Chronic alcohol consumption renders the lung more susceptible to infections by disrupting essential alveolar macrophage functions. Emerging evidence suggests that these functional deficits are due, in part, to a suppression of GM-CSF signaling, which is believed to compromise monocyte growth and maturation in the lung. However, in addition to controlling monocyte behaviors, GM-CSF also regulates surfactant homeostasis. For example, mice with targeted deletion of the gene for GM-CSF accumulate large amounts of surfactant phospholipids in their lungs. Moreover, decreased GM-CSF signaling in humans has been linked to the development of pulmonary alveolar proteinosis (PAP), a rare disorder in which surfactant lipids and proteins accumulate in alveolar macrophages and the lung exhibits enhanced susceptibility to infection. Consistent with parallel mechanisms in the PAP and alcoholic lung, we have recently reported that levels of intrapulmonary lipids, specifically triglycerides and free fatty acids, are increased in BAL fluid, whole lung digests and alveolar macrophages of chronically alcohol exposed rats. Additionally, we showed that uptake of saturated fatty acids alone could induce phenotypic and functional changes in alveolar macrophages that mimicked those in the alcohol-exposed rat and human lung. Herein, we discuss the role of GM-CSF in surfactant homeostasis and highlight the evidence that links decreased GM-CSF signaling to alveolar macrophage dysfunction in both the PAP and alcohol-exposed lung. Moreover, we discuss how lipid accumulation itself might contribute to altering alveolar macrophage function and propose how targeting these mechanisms could be employed for reducing the susceptibility to pulmonary infections in alcoholics.

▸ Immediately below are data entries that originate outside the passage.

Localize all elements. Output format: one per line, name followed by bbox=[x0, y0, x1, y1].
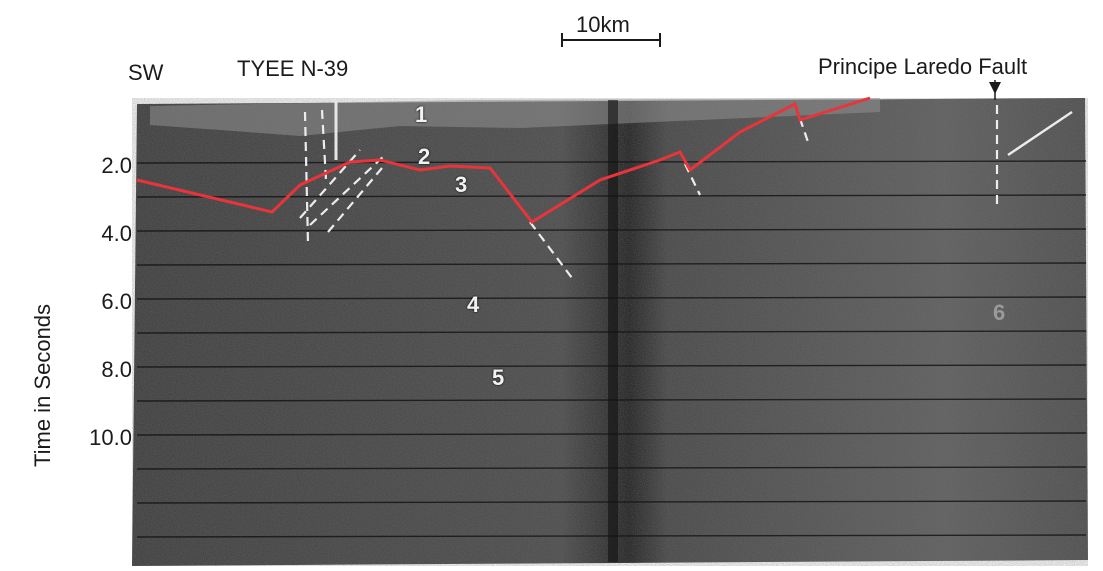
y-tick: 4.0 bbox=[101, 221, 132, 246]
unit-6-label: 6 bbox=[993, 300, 1006, 325]
unit-2-label: 2 bbox=[418, 144, 431, 169]
unit-4-label: 4 bbox=[467, 292, 480, 317]
well-label: TYEE N-39 bbox=[237, 56, 349, 81]
y-tick: 8.0 bbox=[101, 357, 132, 382]
sw-label: SW bbox=[128, 60, 164, 85]
scale-bar-label: 10km bbox=[576, 12, 630, 37]
unit-3-label: 3 bbox=[455, 172, 468, 197]
y-tick: 10.0 bbox=[89, 425, 132, 450]
dark-vertical-stripe bbox=[608, 100, 618, 562]
interpreted-horizon-line bbox=[136, 96, 871, 224]
unit-5-label: 5 bbox=[492, 365, 505, 390]
shallow-reflector-band bbox=[150, 98, 880, 136]
fault-label: Principe Laredo Fault bbox=[818, 54, 1028, 79]
y-tick: 2.0 bbox=[101, 153, 132, 178]
fault-splay-right bbox=[1007, 111, 1073, 156]
y-axis-label: Time in Seconds bbox=[30, 303, 55, 467]
unit-1-label: 1 bbox=[415, 102, 428, 127]
scale-bar bbox=[561, 33, 661, 47]
y-tick: 6.0 bbox=[101, 289, 132, 314]
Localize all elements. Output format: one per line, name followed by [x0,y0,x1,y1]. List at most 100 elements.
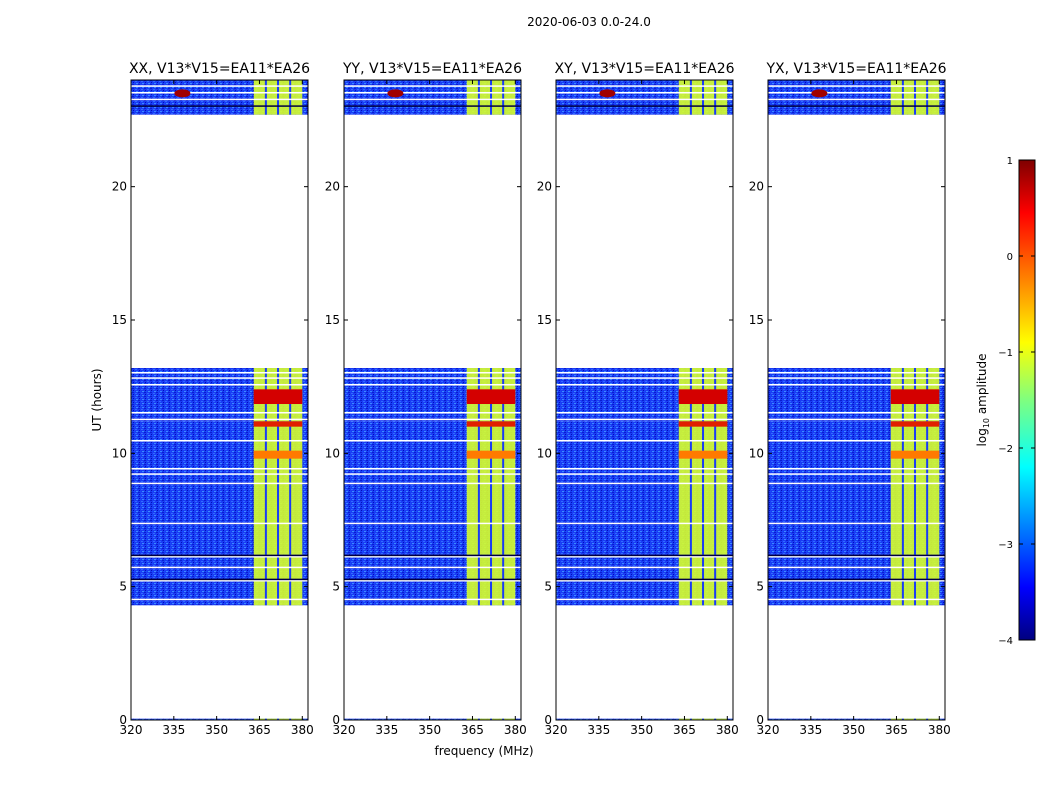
rfi-channel-gap [714,718,717,720]
rfi-channel-gap [702,421,705,464]
flag-line [556,85,733,87]
dark-line [131,105,308,107]
flag-line [131,468,308,470]
flag-line [768,522,945,525]
rfi-channel-gap [702,80,705,115]
flag-line [344,92,521,94]
hot-rfi-strip [678,389,728,404]
flag-line [344,372,521,374]
flag-line [768,580,945,582]
colorbar-ticks: 1 0 −1 −2 −3 −4 [998,156,1035,647]
flag-line [344,482,521,485]
rfi-channel-gap [689,718,692,720]
rfi-channel-gap [477,718,480,720]
flag-line [131,482,308,485]
x-tick-label: 335 [162,723,185,737]
rfi-channel-gap [689,421,692,464]
y-tick-label: 20 [749,180,764,194]
flag-line [131,556,308,558]
rfi-channel-gap [289,80,292,115]
panel-title: YY, V13*V15=EA11*EA26 [342,61,522,77]
colorbar-gradient [1018,159,1036,641]
flag-line [344,377,521,379]
dark-line [131,554,308,557]
x-tick-label: 365 [461,723,484,737]
x-axis-label: frequency (MHz) [434,744,533,758]
rfi-channel-gap [914,718,917,720]
x-tick-label: 320 [757,723,780,737]
flag-line [131,384,308,386]
flag-line [131,440,308,442]
y-tick-label: 20 [537,180,552,194]
rfi-spot [174,89,191,98]
flag-line [344,384,521,386]
plot-frame [767,79,946,721]
plot-frame [555,79,734,721]
dark-line [344,105,521,107]
colorbar-tick-label: 0 [1007,252,1013,263]
dark-line [556,554,733,557]
x-tick-label: 350 [842,723,865,737]
dark-line [768,554,945,557]
rfi-channel-gap [477,80,480,115]
y-tick-label: 0 [119,713,127,727]
flag-line [131,85,308,87]
panel-title: XX, V13*V15=EA11*EA26 [129,61,310,77]
flag-line [556,580,733,582]
rfi-channel-gap [689,464,692,555]
flag-line [768,85,945,87]
panel-title: XY, V13*V15=EA11*EA26 [554,61,734,77]
rfi-channel-gap [914,421,917,464]
flag-line [131,473,308,475]
y-tick-label: 0 [332,713,340,727]
x-tick-label: 335 [587,723,610,737]
flag-line [556,566,733,569]
colorbar: 10−1−2−3−4 log10 amplitude [975,156,1036,647]
y-tick-label: 5 [332,580,340,594]
flag-line [131,418,308,421]
flag-line [131,566,308,569]
colorbar-tick-label: 1 [1007,156,1013,167]
y-tick-label: 15 [537,313,552,327]
colorbar-label: log10 amplitude [975,354,991,447]
flag-line [344,440,521,442]
rfi-channel-gap [914,80,917,115]
rfi-channel-gap [490,421,493,464]
dark-line [131,578,308,581]
panel-xx: XX, V13*V15=EA11*EA26 320 335 350 365 380 0 5 10… [112,61,314,737]
panel-title: YX, V13*V15=EA11*EA26 [765,61,946,77]
hot-rfi-strip [890,421,940,427]
panel-xy: XY, V13*V15=EA11*EA26 320 335 350 365 380 0 5 10… [537,61,739,737]
flag-line [344,85,521,87]
y-tick-label: 5 [756,580,764,594]
rfi-channel-gap [914,464,917,555]
rfi-channel-gap [264,464,267,555]
y-tick-label: 15 [749,313,764,327]
rfi-channel-gap [289,718,292,720]
dark-line [768,105,945,107]
flag-line [768,566,945,569]
x-tick-label: 380 [504,723,527,737]
x-tick-label: 365 [248,723,271,737]
data-segment [768,718,945,720]
x-tick-label: 365 [885,723,908,737]
y-tick-label: 15 [112,313,127,327]
flag-line [131,98,308,101]
rfi-channel-gap [502,421,505,464]
rfi-channel-gap [926,80,929,115]
rfi-channel-gap [901,464,904,555]
flag-line [344,418,521,421]
flag-line [768,372,945,374]
y-tick-label: 10 [537,446,552,460]
y-tick-label: 10 [749,446,764,460]
flag-line [556,92,733,94]
flag-line [131,372,308,374]
colorbar-tick-label: −1 [998,348,1013,359]
flag-line [344,580,521,582]
colorbar-tick-label: −4 [998,636,1013,647]
flag-line [768,384,945,386]
rfi-channel-gap [502,464,505,555]
rfi-channel-gap [502,718,505,720]
flag-line [556,384,733,386]
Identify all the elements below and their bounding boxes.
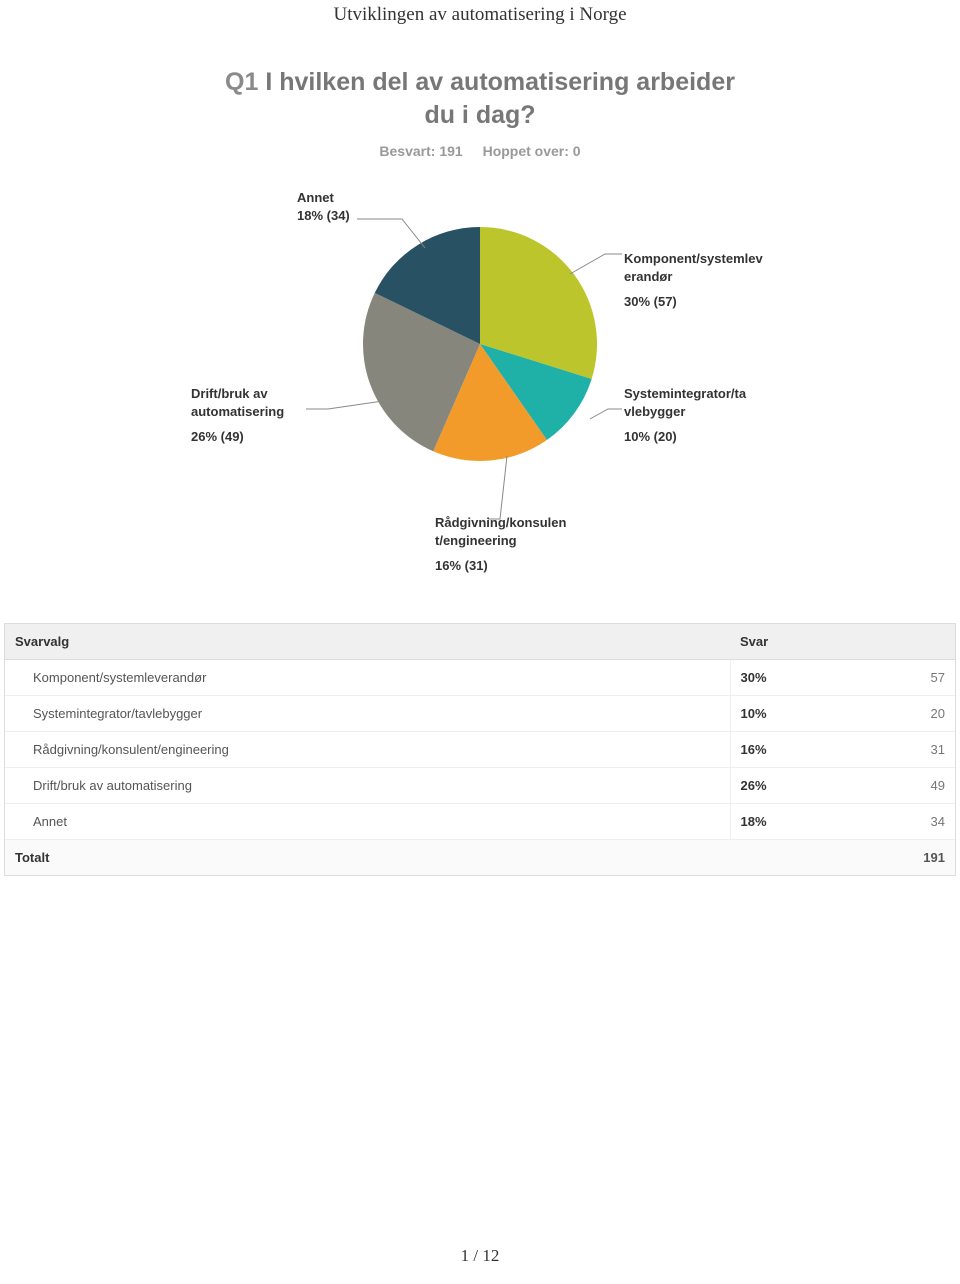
question-block: Q1 I hvilken del av automatisering arbei… (0, 66, 960, 159)
table-row: Systemintegrator/tavlebygger10%20 (5, 696, 955, 732)
row-name: Systemintegrator/tavlebygger (5, 696, 730, 732)
row-pct: 10% (730, 696, 850, 732)
callout-integrator: Systemintegrator/tavlebygger 10% (20) (624, 385, 746, 446)
table-row: Drift/bruk av automatisering26%49 (5, 768, 955, 804)
callout-line1: Drift/bruk av (191, 385, 284, 403)
col-header-svar: Svar (730, 624, 955, 660)
row-pct: 16% (730, 732, 850, 768)
pie-svg (363, 227, 597, 461)
callout-line1: Annet (297, 189, 350, 207)
callout-line2: t/engineering (435, 532, 566, 550)
callout-line1: Systemintegrator/ta (624, 385, 746, 403)
row-count: 34 (850, 804, 955, 840)
row-pct: 18% (730, 804, 850, 840)
table-row: Annet18%34 (5, 804, 955, 840)
row-count: 31 (850, 732, 955, 768)
callout-pct: 10% (20) (624, 428, 746, 446)
callout-radgivning: Rådgivning/konsulent/engineering 16% (31) (435, 514, 566, 575)
callout-pct: 26% (49) (191, 428, 284, 446)
table-row: Rådgivning/konsulent/engineering16%31 (5, 732, 955, 768)
callout-pct: 30% (57) (624, 293, 763, 311)
skipped-count: Hoppet over: 0 (483, 143, 581, 159)
page-title: Utviklingen av automatisering i Norge (0, 0, 960, 26)
callout-line2: 18% (34) (297, 207, 350, 225)
callout-komponent: Komponent/systemleverandør 30% (57) (624, 250, 763, 311)
row-count: 49 (850, 768, 955, 804)
row-count: 20 (850, 696, 955, 732)
row-pct: 26% (730, 768, 850, 804)
table-total-label: Totalt (5, 840, 730, 876)
results-table: Svarvalg Svar Komponent/systemleverandør… (4, 623, 956, 876)
answered-count: Besvart: 191 (379, 143, 462, 159)
callout-line2: erandør (624, 268, 763, 286)
callout-drift: Drift/bruk avautomatisering 26% (49) (191, 385, 284, 446)
question-meta: Besvart: 191 Hoppet over: 0 (0, 143, 960, 159)
row-pct: 30% (730, 660, 850, 696)
callout-line2: automatisering (191, 403, 284, 421)
callout-pct: 16% (31) (435, 557, 566, 575)
callout-line2: vlebygger (624, 403, 746, 421)
row-name: Annet (5, 804, 730, 840)
row-name: Komponent/systemleverandør (5, 660, 730, 696)
page-number: 1 / 12 (0, 1246, 960, 1266)
table-total-value: 191 (850, 840, 955, 876)
row-name: Rådgivning/konsulent/engineering (5, 732, 730, 768)
col-header-svarvalg: Svarvalg (5, 624, 730, 660)
question-prefix: Q1 (225, 68, 258, 96)
table-row: Komponent/systemleverandør30%57 (5, 660, 955, 696)
question-text-line1: I hvilken del av automatisering arbeider (265, 68, 735, 96)
callout-line1: Rådgivning/konsulen (435, 514, 566, 532)
row-count: 57 (850, 660, 955, 696)
leader-line (488, 456, 507, 519)
question-text-line2: du i dag? (424, 101, 535, 129)
pie-chart: Annet18% (34) Komponent/systemleverandør 3… (130, 189, 830, 619)
question-title: Q1 I hvilken del av automatisering arbei… (0, 66, 960, 131)
row-name: Drift/bruk av automatisering (5, 768, 730, 804)
callout-annet: Annet18% (34) (297, 189, 350, 224)
callout-line1: Komponent/systemlev (624, 250, 763, 268)
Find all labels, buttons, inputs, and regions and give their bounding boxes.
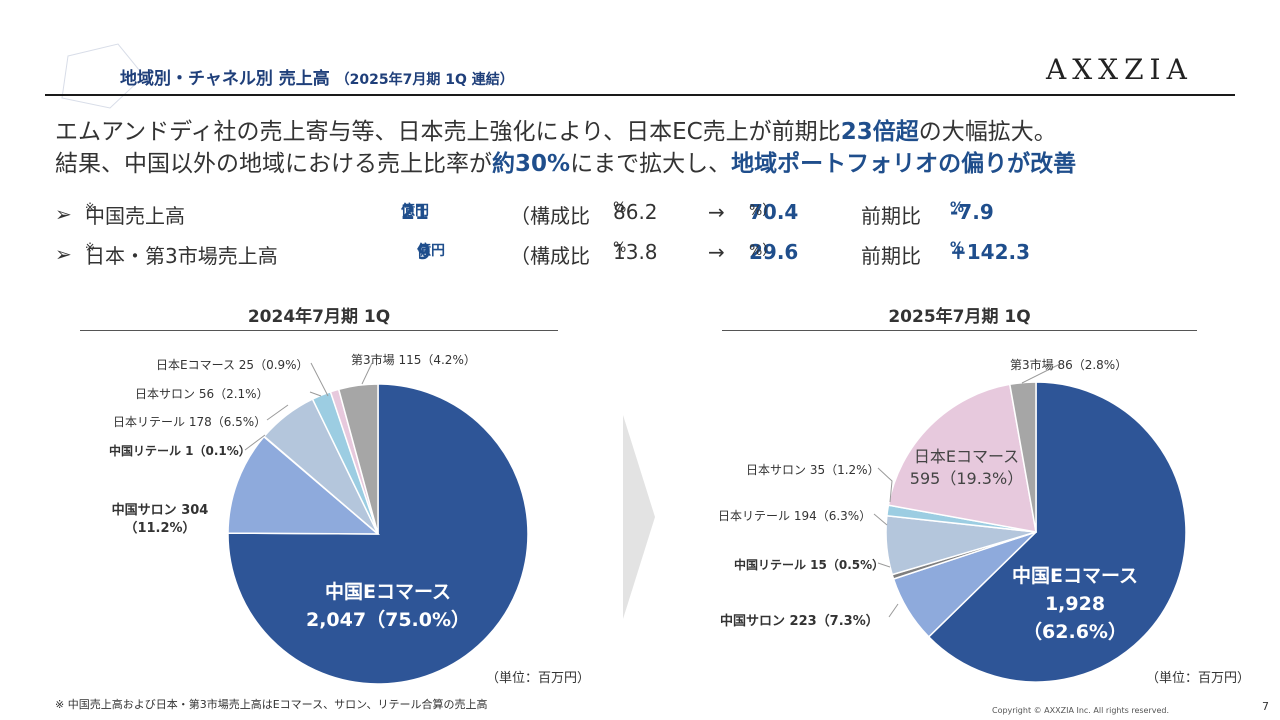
footnote: ※ 中国売上高および日本・第3市場売上高はEコマース、サロン、リテール合算の売上… (55, 698, 488, 711)
slice-label-china-retail-2024: 中国リテール 1（0.1%） (109, 444, 251, 458)
slice-value: 2,047 (305, 609, 367, 631)
arrow: → (708, 240, 725, 264)
slice-pct: 19.3% (956, 469, 1008, 488)
slice-pct: 62.6% (1042, 621, 1108, 643)
slice-label-japan-salon-2024: 日本サロン 56（2.1%） (135, 387, 269, 401)
slice-pct: 11.2% (137, 521, 183, 536)
summary-label-text: 日本・第3市場売上高 (85, 244, 278, 268)
headline-highlight: 約30% (492, 151, 571, 177)
pct-sign: % (950, 200, 965, 216)
slice-value: 595 (909, 469, 941, 488)
pct-sign: % (613, 240, 627, 256)
slice-name: 日本Eコマース (913, 447, 1020, 466)
slice-label-china-ec-2024: 中国Eコマース 2,047（75.0%） (305, 581, 471, 631)
headline-text: にまで拡大し、 (570, 151, 732, 177)
note-mark: ※ (85, 200, 96, 215)
amount-unit: 億円 (401, 203, 429, 219)
slice-label-japan-ec-2024: 日本Eコマース 25（0.9%） (156, 358, 309, 372)
chart-title-rule (80, 330, 558, 331)
ratio-from-value: 13.8 (613, 240, 658, 264)
yoy-label: 前期比 (861, 244, 921, 268)
headline-highlight: 23倍超 (840, 119, 919, 145)
slide-title-sub: （2025年7月期 1Q 連結） (335, 72, 514, 88)
ratio-to-value: 70.4 (749, 200, 799, 224)
pie-slice-0 (927, 381, 1187, 683)
summary-row-japan: ➢ 日本・第3市場売上高 ※ 9 億円 （構成比 13.8% → 29.6%） 前期… (55, 240, 1155, 268)
copyright: Copyright © AXXZIA Inc. All rights reser… (992, 706, 1170, 715)
amount-unit: 億円 (417, 243, 445, 259)
headline-text: 結果、中国以外の地域における売上比率が (55, 151, 492, 177)
pct-sign: % (613, 200, 627, 216)
slice-label-third-market-2025: 第3市場 86（2.8%） (1010, 358, 1128, 372)
arrow: → (708, 200, 725, 224)
amount-value: 9 (417, 240, 431, 264)
headline-highlight: 地域ポートフォリオの偏りが改善 (731, 151, 1077, 177)
slide-title-main: 地域別・チャネル別 売上高 (120, 69, 330, 89)
unit-label-2024: （単位：百万円） (486, 671, 591, 686)
yoy-number: +142.3 (950, 240, 1031, 264)
slice-label-japan-retail-2024: 日本リテール 178（6.5%） (113, 415, 267, 429)
summary-label: 中国売上高 ※ (85, 200, 185, 228)
slice-label-japan-ec-2025: 日本Eコマース 595（19.3%） (909, 447, 1024, 488)
slide-title: 地域別・チャネル別 売上高 （2025年7月期 1Q 連結） (120, 64, 514, 89)
pct-sign: %） (749, 203, 777, 219)
slice-label-japan-salon-2025: 日本サロン 35（1.2%） (746, 463, 880, 477)
slice-name: 中国Eコマース (1011, 565, 1139, 587)
chart-title-2025: 2025年7月期 1Q (888, 307, 1031, 327)
ratio-label: （構成比 (510, 204, 590, 228)
slice-value: 304 (181, 503, 209, 518)
page-number: 7 (1262, 700, 1269, 713)
headline-line-1: エムアンドディ社の売上寄与等、日本売上強化により、日本EC売上が前期比23倍超の… (55, 112, 1057, 146)
chart-title-2024: 2024年7月期 1Q (247, 307, 391, 327)
chart-title-rule (722, 330, 1197, 331)
pie-chart-2025 (885, 381, 1187, 683)
ratio-to-value: 29.6 (749, 240, 799, 264)
summary-label-text: 中国売上高 (85, 204, 185, 228)
note-mark: ※ (85, 240, 96, 255)
yoy-number: -7.9 (950, 200, 994, 224)
slice-name: 中国Eコマース (324, 581, 452, 603)
decorative-hexagon (61, 43, 145, 109)
slice-label-china-salon-2024: 中国サロン 304 （11.2%） (111, 503, 209, 536)
pie-slice-6 (337, 383, 379, 535)
headline-text: エムアンドディ社の売上寄与等、日本売上強化により、日本EC売上が前期比 (55, 119, 841, 145)
slice-label-third-market-2024: 第3市場 115（4.2%） (351, 353, 476, 367)
ratio-label: （構成比 (510, 244, 590, 268)
slice-pct: 75.0% (385, 609, 452, 631)
pie-chart-2024 (227, 383, 529, 685)
pct-sign: % (950, 240, 965, 256)
summary-label: 日本・第3市場売上高 ※ (85, 240, 278, 268)
slice-label-china-salon-2025: 中国サロン 223（7.3%） (720, 614, 879, 629)
amount-value: 21 (401, 200, 429, 224)
slice-label-china-retail-2025: 中国リテール 15（0.5%） (734, 558, 885, 572)
brand-logo: AXXZIA (1046, 53, 1193, 86)
bullet-arrow: ➢ (55, 242, 72, 266)
pct-sign: %） (749, 243, 777, 259)
unit-label-2025: （単位：百万円） (1146, 671, 1251, 686)
pie-slice-0 (227, 383, 529, 685)
yoy-label: 前期比 (861, 204, 921, 228)
slice-label-japan-retail-2025: 日本リテール 194（6.3%） (718, 509, 872, 523)
headline-line-2: 結果、中国以外の地域における売上比率が約30%にまで拡大し、地域ポートフォリオの… (55, 144, 1076, 178)
transition-arrow-icon (623, 415, 655, 619)
title-divider (45, 94, 1235, 96)
bullet-arrow: ➢ (55, 202, 72, 226)
summary-row-china: ➢ 中国売上高 ※ 21 億円 （構成比 86.2% → 70.4%） 前期比 -7… (55, 200, 1155, 228)
ratio-from-value: 86.2 (613, 200, 658, 224)
slice-name: 中国サロン (111, 503, 177, 518)
slice-value: 1,928 (1044, 593, 1106, 615)
headline-text: の大幅拡大。 (918, 119, 1057, 145)
slice-label-china-ec-2025: 中国Eコマース 1,928 （62.6%） (1011, 565, 1139, 643)
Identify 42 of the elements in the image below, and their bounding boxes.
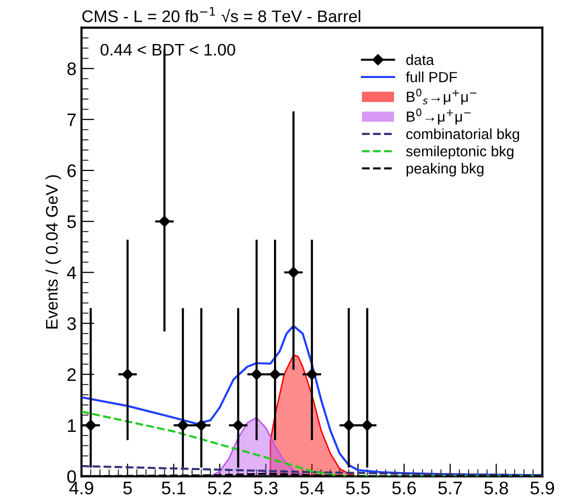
chart-title: CMS - L = 20 fb$^{−1}$ √s = 8 TeV - Barrel [82, 7, 360, 22]
point [251, 368, 262, 380]
point [196, 420, 207, 431]
legend-label: combinatorial bkg [406, 128, 520, 142]
legend-label: B$^{0}$$_{s}$→μ$^{+}$μ$^{−}$ [406, 88, 476, 105]
y-tick-label: 2 [67, 368, 76, 381]
legend-label: semileptonic bkg [406, 146, 514, 160]
point [306, 368, 318, 380]
y-tick-label: 6 [68, 164, 76, 178]
x-tick-label: 5.3 [254, 482, 278, 494]
y-tick-label: 4 [67, 266, 76, 279]
legend-label: peaking bkg [406, 162, 484, 177]
y-tick-label: 1 [68, 419, 76, 432]
point [343, 420, 354, 431]
point [177, 420, 188, 431]
legend-label: B$^{0}$→μ$^{+}$μ$^{−}$ [406, 108, 471, 124]
point [288, 266, 300, 278]
point [122, 368, 134, 380]
x-tick-label: 5.1 [162, 482, 186, 494]
y-tick-label: 8 [67, 62, 76, 76]
y-tick-label: 5 [67, 216, 76, 228]
x-tick-label: 4.9 [69, 482, 94, 494]
x-tick-label: 5.8 [484, 482, 508, 494]
annotation: 0.44 < BDT < 1.00 [100, 44, 236, 56]
point [158, 216, 170, 228]
y-axis-title: Events / ( 0.04 GeV ) [45, 175, 62, 328]
x-tick-label: 5.7 [438, 482, 462, 494]
x-tick-label: 5 [123, 482, 132, 494]
x-tick-label: 5.2 [208, 482, 232, 494]
x-tick-label: 5.5 [346, 482, 370, 494]
y-tick-label: 7 [68, 114, 76, 126]
y-tick-label: 3 [67, 317, 76, 330]
point [269, 368, 281, 380]
y-tick-label: 0 [67, 470, 76, 483]
legend-label: full PDF [406, 72, 457, 82]
x-tick-label: 5.6 [392, 482, 416, 494]
point [85, 420, 96, 431]
point [362, 420, 373, 431]
point [232, 420, 244, 431]
legend-label: data [406, 54, 434, 66]
x-tick-label: 5.9 [530, 482, 554, 494]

Keywords: Acute respiratory distress syndrome; Alcohol use disorder; GM-CSF; Metabolism; Pneumonia; Pulmonary surfactant.

Figure 1:

Comparison of alveolar pathologies between pulmonary alveolar proteinosis (PAP) and chronically ethanol exposed lung. A hallmark of both conditions is the lipid-laden morphology of macrophages caused by the accumulation of lipids (yellow circles) in the cytosol, and the development of immunoregulatory dysfunction. Acquired forms of PAP develop because of autoantibodies preventing GM-CSF (green triangles) from binding to receptors in the plasma membranes of alveolar macrophages and type II alveolar epithelial cells. By contrast, levels of GM-CSF receptors (red color shapes) are reduced in the alveoli in response to chronic alcohol exposure. Lipid synthesis is also increased in alveolar epithelial type II cells in response to alcohol. In both the PAP and chronic alcohol exposed lung, decreased GM-CSF signaling leads to reduced PU.1 levels in the nucleus (charcoal gray oval) of AMs. Increased ROS levels have been observed in the mitochondria of ethanol metabolizing cells, which may also contribute to alterations in lipid homeostasis in the lung after chronic ethanol consumption.

Figure 2:

Potential therapeutic approaches to blocking lipid-laden macrophage formation and restoring alveolar macrophage function in alcoholics. Exogenous GM-CSF replacement therapy (dark green) could be used to enhance GM-CSF signaling and upregulate the expression of lipid transporter proteins. This could also be achieved by augmenting the activity of molecules downstream of the GM-CSF receptor, like PPARγ (thiazolidinedione). Alternatively, the effects of fatty acids (yellow curved line) on macrophage behavior could be attenuated by blocking: 1) the uptake of fatty acids from scavenger receptors (CD36); 2) the binding of fatty acids to fatty acid binding proteins (FABP); and 3) the entry of fatty acids into mitochondria (CPT1 inhibitor etomoxir). Lastly, lipid-laden macrophage formation could be reduced by suppressing lipid synthesis in type II alveolar epithelial cells with drugs that block alcohol metabolism (bottom of figure).